WSO2 API Micrograteway 3.0 announced
WSO2 is introducing a new version of its WSO2 API MIcrogateway focused on creating, deploying and securing APIs within distributed microservices architectures. The latest release features developer-first runtime generation, runt-time service discovery, support for composing multiple microservices, support for transforming legacy API formats and separation of the WSO2 API Microgateway toolkit.
“API microgateways are a key part of building resilient, manageable microservices architectures,” said Paul Fremantle, WSO2 CTO and co-founder. “WSO2 API Microgateway 3.0 fits effectively into continuous development practices and has the proven scalability and robustness for mission-critical applications.”

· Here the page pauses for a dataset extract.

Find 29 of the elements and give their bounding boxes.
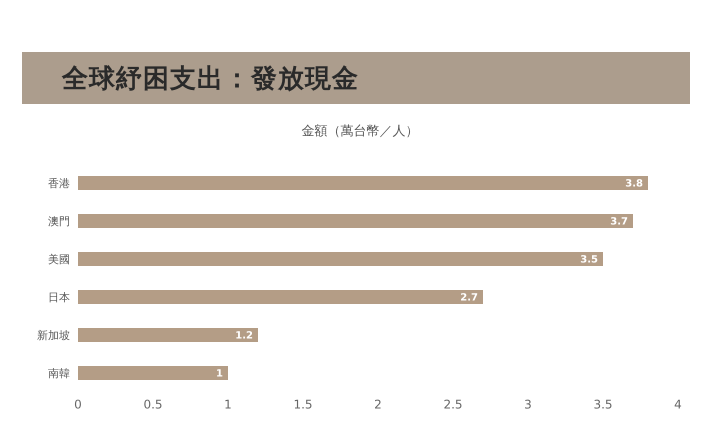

Carbon Relay’s new AIOps platform
Red Sky Ops is a new open-source AIOps platform to help organizations with Kubernetes initiatives as well as deploy, scale and manage containerized apps. According to Carbon Relay, this will help DevOps teams manage hundreds of app variables and configurations. The solution uses machine learning to study, replicate and stress-test app environments as well as configure, schedule and allocate resources.
Carbon Relay has also announced it will be joining the Cloud Native Computing Foundation to better support the Kubernetes community and the use of cloud native technologies.